[Biojava-l] BioInformatics toolbox.

Patrick McConnell MCCon012@mc.duke.edu
Thu, 11 Apr 2002 16:19:10 -0400


This is my first time writing to this list, so I think I should introduce
myself. My name is Patrick McConnell, and I am a scientific program at the
Duke Bioinformatics Shared Resource.  We work on a variety of things, but I
am currently working on a flexible java framework for high-throughput batch
computing.

In reference to the Bioinforamtics toolbox thread, I do not see complex
data types as an issue.  I have (for some time now), toyed with the idea of
setting up a GUI pipeline like this for bioinformatics web-services. The
way I see it is that one should be able to view the the complex format of
the output of one node (i.e. nested java interfaces or in my case an XML
schema), and draw pipes from particular parts of the data (like hsp
sequence in the blast example) to another node.  You could also install
filters between 'actions' that sort data based on a particular field and
criteria.  In addition to actions and data (actions and pipes), there needs
to be a special action that is an end-point that knows how to do something
intelligent with the data like display it or save it to a file.
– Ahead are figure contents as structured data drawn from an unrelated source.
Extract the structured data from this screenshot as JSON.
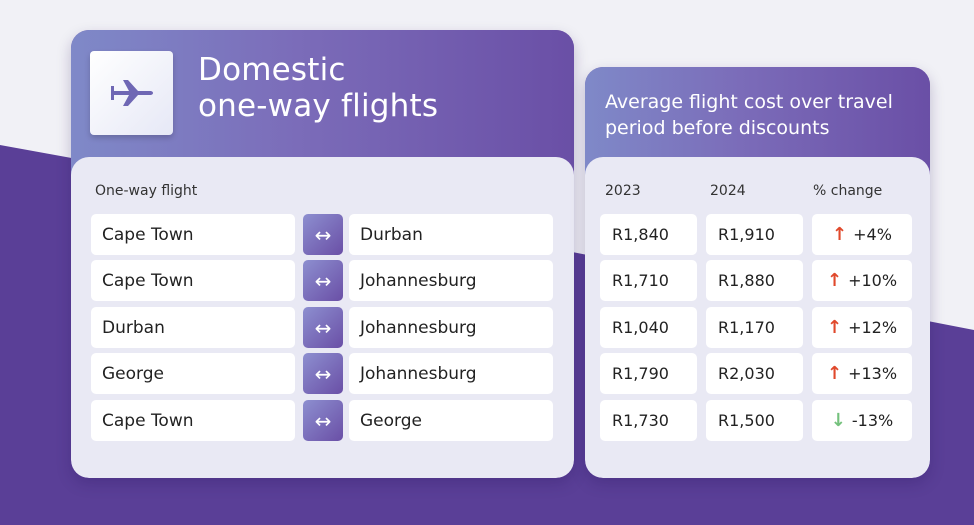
{
  "left_card": {
    "title_line1": "Domestic",
    "title_line2": "one-way flights",
    "icon": "airplane-icon",
    "column_label": "One-way flight",
    "routes": [
      {
        "from": "Cape Town",
        "to": "Durban"
      },
      {
        "from": "Cape Town",
        "to": "Johannesburg"
      },
      {
        "from": "Durban",
        "to": "Johannesburg"
      },
      {
        "from": "George",
        "to": "Johannesburg"
      },
      {
        "from": "Cape Town",
        "to": "George"
      }
    ],
    "route_arrow": "↔"
  },
  "right_card": {
    "title": "Average flight cost over travel period before discounts",
    "headers": {
      "y2023": "2023",
      "y2024": "2024",
      "change": "% change"
    },
    "rows": [
      {
        "y2023": "R1,840",
        "y2024": "R1,910",
        "change": "+4%",
        "direction": "up"
      },
      {
        "y2023": "R1,710",
        "y2024": "R1,880",
        "change": "+10%",
        "direction": "up"
      },
      {
        "y2023": "R1,040",
        "y2024": "R1,170",
        "change": "+12%",
        "direction": "up"
      },
      {
        "y2023": "R1,790",
        "y2024": "R2,030",
        "change": "+13%",
        "direction": "up"
      },
      {
        "y2023": "R1,730",
        "y2024": "R1,500",
        "change": "-13%",
        "direction": "down"
      }
    ],
    "arrow_up": "↑",
    "arrow_down": "↓"
  },
  "colors": {
    "accent_purple": "#6a4fa6",
    "increase": "#e0492c",
    "decrease": "#74c17c"
  }
}
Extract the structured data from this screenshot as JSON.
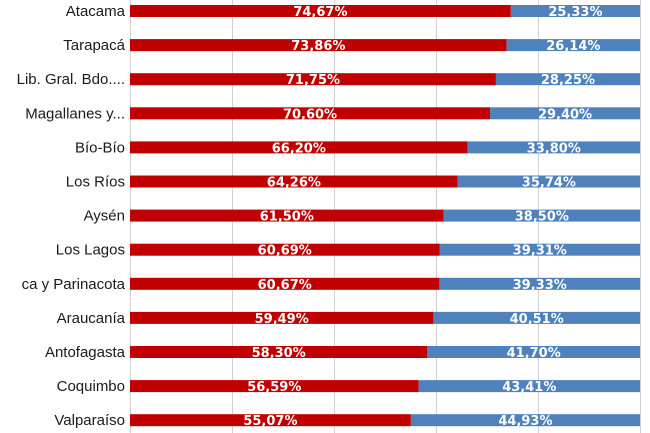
{
  "chart_data": {
    "type": "bar",
    "orientation": "horizontal",
    "stacked": true,
    "percent_stacked": true,
    "categories": [
      "Atacama",
      "Tarapacá",
      "Lib. Gral. Bdo....",
      "Magallanes y...",
      "Bío-Bío",
      "Los Ríos",
      "Aysén",
      "Los Lagos",
      "ca y Parinacota",
      "Araucanía",
      "Antofagasta",
      "Coquimbo",
      "Valparaíso"
    ],
    "series": [
      {
        "color": "#c00000",
        "values": [
          74.67,
          73.86,
          71.75,
          70.6,
          66.2,
          64.26,
          61.5,
          60.69,
          60.67,
          59.49,
          58.3,
          56.59,
          55.07
        ],
        "labels": [
          "74,67%",
          "73,86%",
          "71,75%",
          "70,60%",
          "66,20%",
          "64,26%",
          "61,50%",
          "60,69%",
          "60,67%",
          "59,49%",
          "58,30%",
          "56,59%",
          "55,07%"
        ]
      },
      {
        "color": "#4f81bd",
        "values": [
          25.33,
          26.14,
          28.25,
          29.4,
          33.8,
          35.74,
          38.5,
          39.31,
          39.33,
          40.51,
          41.7,
          43.41,
          44.93
        ],
        "labels": [
          "25,33%",
          "26,14%",
          "28,25%",
          "29,40%",
          "33,80%",
          "35,74%",
          "38,50%",
          "39,31%",
          "39,33%",
          "40,51%",
          "41,70%",
          "43,41%",
          "44,93%"
        ]
      }
    ],
    "xlim": [
      0,
      100
    ],
    "grid": true,
    "title": "",
    "xlabel": "",
    "ylabel": ""
  }
}
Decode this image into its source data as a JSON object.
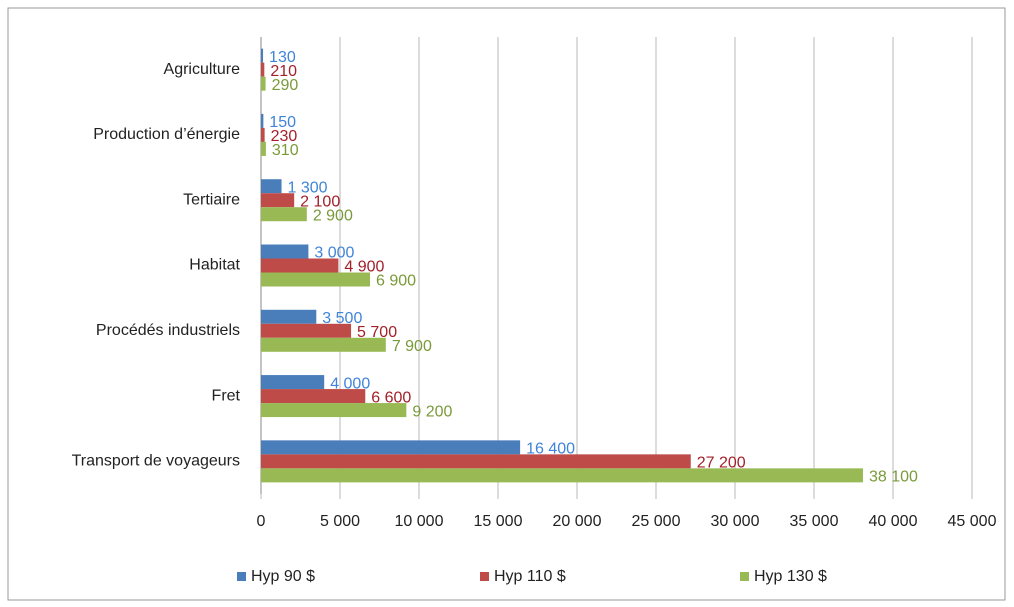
{
  "chart_data": {
    "type": "hbar",
    "categories": [
      "Agriculture",
      "Production d’énergie",
      "Tertiaire",
      "Habitat",
      "Procédés industriels",
      "Fret",
      "Transport de voyageurs"
    ],
    "series": [
      {
        "name": "Hyp 90 $",
        "color": "#4a7ebb",
        "label_color": "#3f84d8",
        "values": [
          130,
          150,
          1300,
          3000,
          3500,
          4000,
          16400
        ],
        "value_labels": [
          "130",
          "150",
          "1 300",
          "3 000",
          "3 500",
          "4 000",
          "16 400"
        ]
      },
      {
        "name": "Hyp 110 $",
        "color": "#be4b48",
        "label_color": "#a3202a",
        "values": [
          210,
          230,
          2100,
          4900,
          5700,
          6600,
          27200
        ],
        "value_labels": [
          "210",
          "230",
          "2 100",
          "4 900",
          "5 700",
          "6 600",
          "27 200"
        ]
      },
      {
        "name": "Hyp 130 $",
        "color": "#98b954",
        "label_color": "#7a9a3a",
        "values": [
          290,
          310,
          2900,
          6900,
          7900,
          9200,
          38100
        ],
        "value_labels": [
          "290",
          "310",
          "2 900",
          "6 900",
          "7 900",
          "9 200",
          "38 100"
        ]
      }
    ],
    "xlim": [
      0,
      45000
    ],
    "xticks": [
      0,
      {
        "value": 5000,
        "label": "5 000"
      },
      {
        "value": 10000,
        "label": "10 000"
      },
      {
        "value": 15000,
        "label": "15 000"
      },
      {
        "value": 20000,
        "label": "20 000"
      },
      {
        "value": 25000,
        "label": "25 000"
      },
      {
        "value": 30000,
        "label": "30 000"
      },
      {
        "value": 35000,
        "label": "35 000"
      },
      {
        "value": 40000,
        "label": "40 000"
      },
      {
        "value": 45000,
        "label": "45 000"
      }
    ],
    "grid": true,
    "legend": "bottom"
  }
}
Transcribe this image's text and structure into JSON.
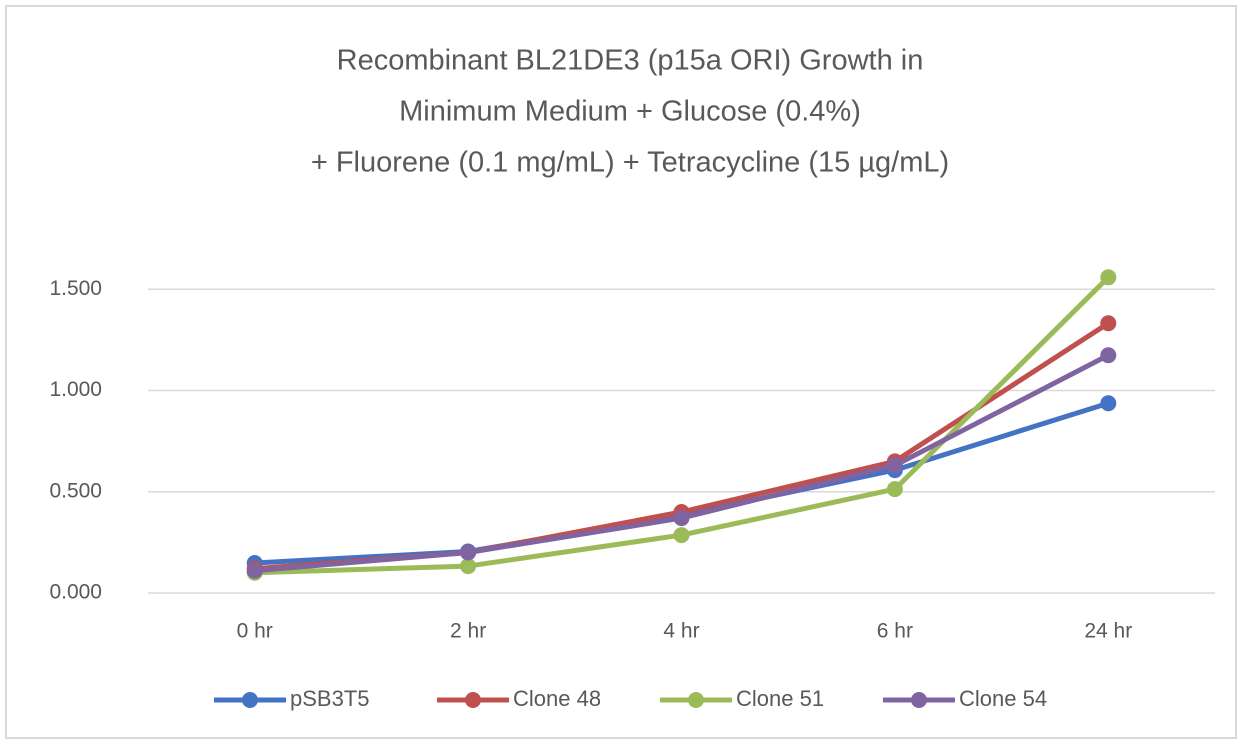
{
  "chart_data": {
    "type": "line",
    "title": [
      "Recombinant BL21DE3 (p15a ORI) Growth in",
      "Minimum Medium + Glucose (0.4%)",
      "+ Fluorene (0.1 mg/mL) + Tetracycline (15 µg/mL)"
    ],
    "categories": [
      "0 hr",
      "2 hr",
      "4 hr",
      "6 hr",
      "24 hr"
    ],
    "series": [
      {
        "name": "pSB3T5",
        "color": "#4472c4",
        "values": [
          0.148,
          0.205,
          0.385,
          0.607,
          0.937
        ]
      },
      {
        "name": "Clone 48",
        "color": "#c0504d",
        "values": [
          0.12,
          0.2,
          0.4,
          0.65,
          1.332
        ]
      },
      {
        "name": "Clone 51",
        "color": "#9bbb59",
        "values": [
          0.1,
          0.133,
          0.286,
          0.513,
          1.559
        ]
      },
      {
        "name": "Clone 54",
        "color": "#8064a2",
        "values": [
          0.11,
          0.2,
          0.37,
          0.63,
          1.174
        ]
      }
    ],
    "ylim": [
      0,
      1.6
    ],
    "yticks": [
      {
        "value": 0,
        "label": "0.000"
      },
      {
        "value": 0.5,
        "label": "0.500"
      },
      {
        "value": 1,
        "label": "1.000"
      },
      {
        "value": 1.5,
        "label": "1.500"
      }
    ],
    "grid": true,
    "legend": "bottom"
  }
}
Personally, I see web-services as an ideal environment for this sort of
toolbox because web services have well defined inputs and outputs (via a
WSDL file).  Has anyone heard of an application of this sort as applied to
web-services?  Assuming no one has (and I am able to find some free time),
I plan to pursue this idea.  Would defining java interfaces for
web-services fall under the biojava project?  What about implementations?
Has anyone attempted to define interfaces for complex data such as blast or
(even worse) Medline articles?

-Patrick

>A number of people have pointed out that several GUI's exist for
>connecting components into pipelines (and I'll add my own- the
>biojava-lims code that I've been working on) and that the existing
>bio{perl,java} classes could probably be extended or wrapped to fit into
>these frameworks.  But I don't think that the combination would yield a
>viable system to let users create their own programs.
>
>When you extend bio{perl.java} classes to get components for these
>GUI's, you'd end up with 2 types : data and actions.  Data components
>(like java beans) would be able to describe their properties.  Action
>components would need to describe the format/requirements for their
>inputs and outputs.  Action components would get their inputs from
>- the outputs of other action components
>- user inputs
>- parameters you specify for the program.
>
>The first problem is how to format the outputs of one action as inputs
>for another.  The bio*'s solve this by providing standard interfaces
>that everything uses.
>
>The second, and I think harder, problem is that you end up with too many
>types of data objects running around and too many types of actions.
>
>Consider a pipeline where you start with genbank accession numbers,
>fetch the sequences, blast the sequences against a local database, and
>do something with the sequences based on the output.  The first part is
>easy to specify.  Input is a list of strings, output is a Sequence
>object.  The sequence object goes to the blast component.  But having a
>GUI specify how to process the blast output is hard because there are
>lots of possibilities.  Trying to specify what should happen through a
>GUI seems like it would either be very confusing (eg a long list of
>options) or very limiting (a short list of options).
>
>I think the best way to start on a toolbox that user's could use is to
>build a toolbox for programmer's the provides useful components and a
>GUI.  Hopefully you have to write less and less code as time goes by to
>the point where users could design their own process without any coding.
>
>Alex